Я молча смотрела на него.

— Только в компании с мужем, — после минутного молчания ответил он, — если вы это имеете в виду.

— Она вам нравится?

— У нее есть деловая хватка, — кивнул Всеволод.

— А как женщина? Она ведь довольно хорошо сохранилась для своего возраста.

— Вы, наверное, считаете меня беспринципным человеком, если задаете такие вопросы, — медленно проговорил Хмельницкий. — Но я вам отвечу совершенно без обиды. Во-первых, мне нравятся более молодые женщины. Но даже у молодой женщины, кроме тела, должна быть еще и голова. Как у вас, например, — он плотоядно улыбнулся. — А во-вторых, у мужчины, если он не просто самец, должны быть внутренние ограничения, своего рода табу, если хотите. Так вот, жена друга и является таким табу.

— А если бы Кристина не была женой вашего друга?

— Гипотетические вопросы вроде вашего имеют право на существование только в авантюрных или детективных романах, — как-то скованно произнес Хмельницкий, — а в жизни есть только то, что существует в реальности. А реальность такова, что Кристина — жена моего друга, и я ее даже не рассматриваю, как потенциальную любовницу.

— Но согласитесь, — не унималась я, — как женщина она очень хороша. Женщина-вамп и не дура, как я поняла из ваших слов.

— А вы опасная женщина, — воскликнул Хмельницкий, откинувшись на спинку кресла и рассмеявшись, — в вас есть что-то инфернальное. Так рассказать о женщине, что я даже заинтересовался ею. Но еще больше меня заинтриговали вы сами, — произнес он уже более спокойно. — Мы могли бы встретиться как-нибудь и неплохо пообщаться. Что вы на это скажете?

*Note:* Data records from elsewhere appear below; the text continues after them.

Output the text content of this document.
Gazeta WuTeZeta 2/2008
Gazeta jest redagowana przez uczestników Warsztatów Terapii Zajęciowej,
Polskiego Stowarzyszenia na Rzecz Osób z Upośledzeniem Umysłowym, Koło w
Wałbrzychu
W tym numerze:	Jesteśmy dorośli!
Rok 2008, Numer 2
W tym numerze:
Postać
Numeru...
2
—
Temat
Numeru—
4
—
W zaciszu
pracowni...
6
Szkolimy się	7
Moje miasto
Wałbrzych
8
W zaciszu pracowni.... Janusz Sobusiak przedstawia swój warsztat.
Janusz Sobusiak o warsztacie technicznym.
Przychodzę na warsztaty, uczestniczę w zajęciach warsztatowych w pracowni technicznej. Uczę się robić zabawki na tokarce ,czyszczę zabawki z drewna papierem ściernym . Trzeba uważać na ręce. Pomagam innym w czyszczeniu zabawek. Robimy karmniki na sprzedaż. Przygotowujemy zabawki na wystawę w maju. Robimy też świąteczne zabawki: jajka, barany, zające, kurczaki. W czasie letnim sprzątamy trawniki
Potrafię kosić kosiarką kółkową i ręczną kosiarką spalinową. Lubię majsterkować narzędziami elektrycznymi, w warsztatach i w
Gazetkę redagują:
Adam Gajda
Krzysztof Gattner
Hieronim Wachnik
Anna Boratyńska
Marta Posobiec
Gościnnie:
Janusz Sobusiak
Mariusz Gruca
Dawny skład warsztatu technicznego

— Скажу, что у меня тоже есть свои табу, — я встала и направилась к выходу. — Не могли бы вы мне сказать, — вспомнила я, — где живут и работают Летневы?

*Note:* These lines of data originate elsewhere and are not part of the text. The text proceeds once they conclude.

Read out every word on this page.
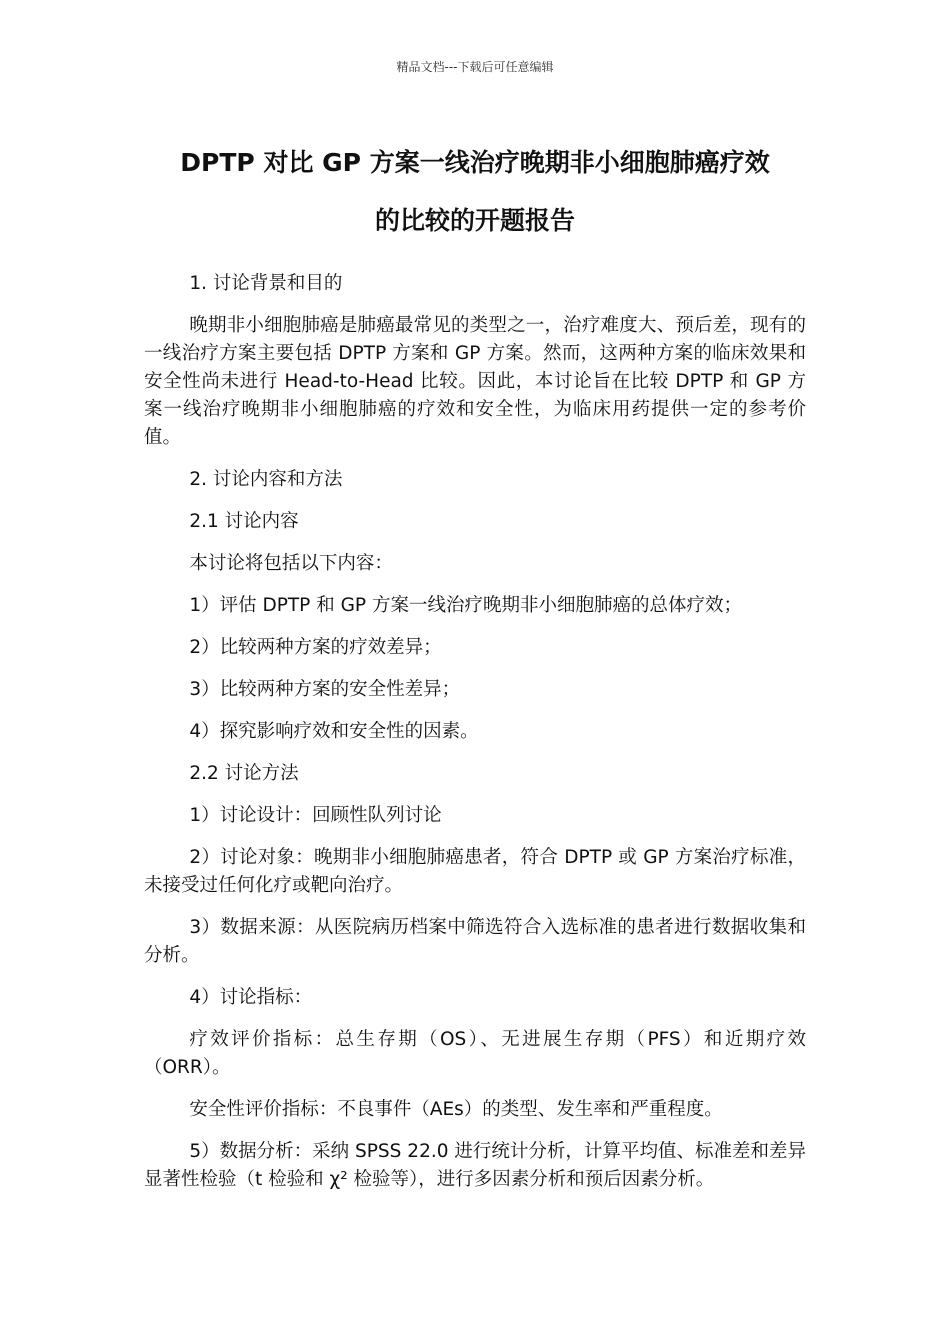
精品文档---下载后可任意编辑
DPTP 对比 GP 方案一线治疗晚期非小细胞肺癌疗效
的比较的开题报告

1. 讨论背景和目的

晚期非小细胞肺癌是肺癌最常见的类型之一，治疗难度大、预后差，现有的一线治疗方案主要包括 DPTP 方案和 GP 方案。然而，这两种方案的临床效果和安全性尚未进行 Head-to-Head 比较。因此，本讨论旨在比较 DPTP 和 GP 方案一线治疗晚期非小细胞肺癌的疗效和安全性，为临床用药提供一定的参考价值。

2. 讨论内容和方法

2.1 讨论内容

本讨论将包括以下内容：

1）评估 DPTP 和 GP 方案一线治疗晚期非小细胞肺癌的总体疗效；

2）比较两种方案的疗效差异；

3）比较两种方案的安全性差异；

4）探究影响疗效和安全性的因素。

2.2 讨论方法

1）讨论设计：回顾性队列讨论

2）讨论对象：晚期非小细胞肺癌患者，符合 DPTP 或 GP 方案治疗标准，未接受过任何化疗或靶向治疗。

3）数据来源：从医院病历档案中筛选符合入选标准的患者进行数据收集和分析。

4）讨论指标：

疗效评价指标：总生存期（OS）、无进展生存期（PFS）和近期疗效（ORR）。

安全性评价指标：不良事件（AEs）的类型、发生率和严重程度。

5）数据分析：采纳 SPSS 22.0 进行统计分析，计算平均值、标准差和差异显著性检验（t 检验和 χ² 检验等），进行多因素分析和预后因素分析。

— Конечно, — Хмельницкий, который собирался встать, чтобы проводить меня, опустился за стол и, вынув из стопки бумаги цветной листочек для записей, стал торопливо писать. — Вот, пожалуйста, — он протянул мне листок. — Давайте хотя бы пообедаем.

— Давайте, — кивнула я, — только порознь.

— Вы мне нравитесь все больше и больше, — скривил губы в сладострастной ухмылке Хмельницкий. — Не люблю женщин, которые сдаются сразу.

— Как, например, Маринка? — поддела я его и шагнула к двери.

— Марина замечательная девушка, — серьезно сказал Всеволод, — только с ней не о чем разговаривать.

— Почему же, — возразила я, — она очень неплохо разбирается в моде. А вы снимаете когда-нибудь очки?

— Когда ложусь спать.

— Тогда я, наверное, никогда не увижу ваших глаз.

— Еще когда протираю стекла, — поспешил добавить он, потому что я уже взялась за ручку двери.

— Спасибо, Всеволод Александрович.

— Ну что вы, — осклабился он, — беседа с вами оказалась одной из моих радостей. Сожалею, что вчера мы не смогли толком пообщаться. И называйте меня Всеволодом или просто Севой, я не обижусь.

— Хорошо, Сева, — усмехнулась я, — пока.